UK Prime Minister Boris Johnson reportedly wants to return to spending 0.7% of the UK’s gross national income (GNI) on official development assistance (ODA) in 2022, but he is facing opposition by the UK Chancellor of the Exchequer, Rishi Sunak, who wants to continue to provide 0.5% of ODA in 2022.
The government decided in 2020 to temporarily cut the ODA budget to 0.5% of GNI as a result of the economic impact of the COVID-19 crisis on UK government finances. Johnson is facing increasing pressure to reverse the decision by a wide array of stakeholders and a growing number of members of parliament (MPs) from across all parties. 28 MPs from seven different political parties recently wrote a letter to the Foreign, Commonwealth and Development Minister, Dominic Raab, claiming that the government’s recent decision to not allow members of parliament to vote on the reduced target of 0.5% was in breach of the law.

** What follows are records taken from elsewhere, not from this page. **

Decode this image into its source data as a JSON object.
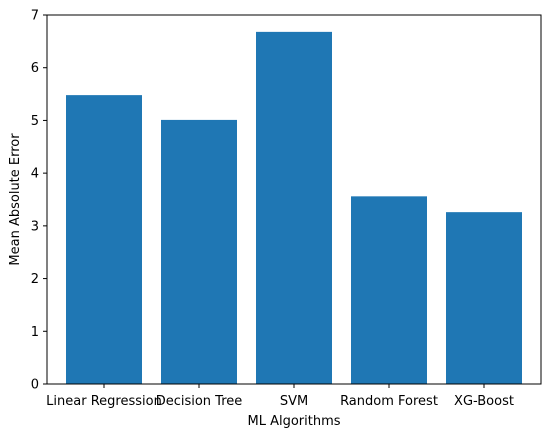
{
  "chart_data": {
    "type": "bar",
    "categories": [
      "Linear Regression",
      "Decision Tree",
      "SVM",
      "Random Forest",
      "XG-Boost"
    ],
    "values": [
      5.48,
      5.01,
      6.68,
      3.56,
      3.26
    ],
    "xlabel": "ML Algorithms",
    "ylabel": "Mean Absolute Error",
    "ylim": [
      0,
      7
    ],
    "yticks": [
      0,
      1,
      2,
      3,
      4,
      5,
      6,
      7
    ],
    "bar_color": "#1f77b4",
    "grid": false
  }
}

The government had initially noted that it would put the new lower target to a vote, but it recently reversed this decision, arguing that given the temporary nature of the new lower target, the vote was not necessary. However, signatories of the letter cite the findings of the ex-Director of Public Prosecutions, Lord Macdonald of River Glaven, who notes that the International Development Act 2015 does not make provision to change the 0.7% target itself, only to miss it due to exceptional circumstances.